Cairn Homes said it is in the “final stages” of bidding on Project Clear which could sell for around €450m. Rivals for what is seen as the plum portfolio include builder Michael O’Flynn. In its latest stock market update, issued after trading closed yesterday, Cairn Homes said it has a further pipeline comprising around 2,000 plots which are predominantly located in the greater Dublin region but include Cork, Galway and other urban centres.
Cairn Homes raised €400m for investment at its stock market debut in June this year – raising gross initial public offering proceeds of €440m. Since then, €130m has been deployed, bringing the total number of sites acquired or contracted to be acquired to nine, with a Net Development Value (NDV) of €568.9m, Cairn Homes said last night. The company launched its first residential development at Parkside, Malahide Road, Dublin, inset, where it has gone “sale agreed” on 40 homes at an average price of €342,000, Cairn said. It is scheduled to launch sales at a second site at Albany, in South Dublin, early next year.

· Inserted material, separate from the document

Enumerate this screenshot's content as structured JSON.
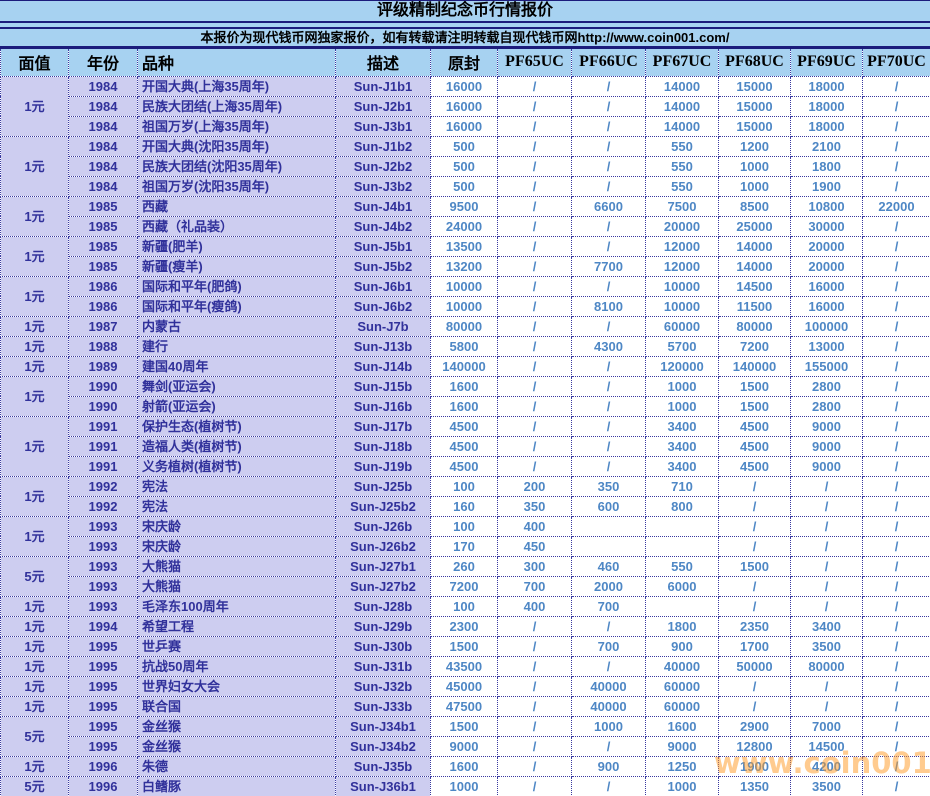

“The company is continuing to see significant investment opportunities and this placing is intended to raise the funds necessary to capitalise on these opportunities and deliver attractive returns for shareholders,” Cairn Homes said in a statement issued following last night’s market announcement.
“The company believes that there is a significant opportunity to capitalise on the recovery of the Irish residential property market by establishing itself over the medium term as a leading Irish house-builder, constructing high-quality new homes with an emphasis on innovation, design and customer service,” it said. In October, Cairn Homes said it expects to have sold 1,000 homes by the end of this decade, as it seeks to meet the housing need in Dublin and elsewhere.
In an interim management statement covering its business since the end of June, the house-builder said it was on track to start work at five more housing schemes by the middle of next year. Cairn listed on the London Stock Exchange in June. The shares began trading at €1.05 each. The shares closed yesterday at €1.13 each. Cairn Homes was set up last year by chief executive Michael Stanley and Alan McIntosh. Mr Stanley is a former chief executive of Stanley Holdings, while serial investor Mr McIntosh was involved in Punch Taverns and other companies.
Former KBC Bank Ireland chief executive John Reynolds is the chairman.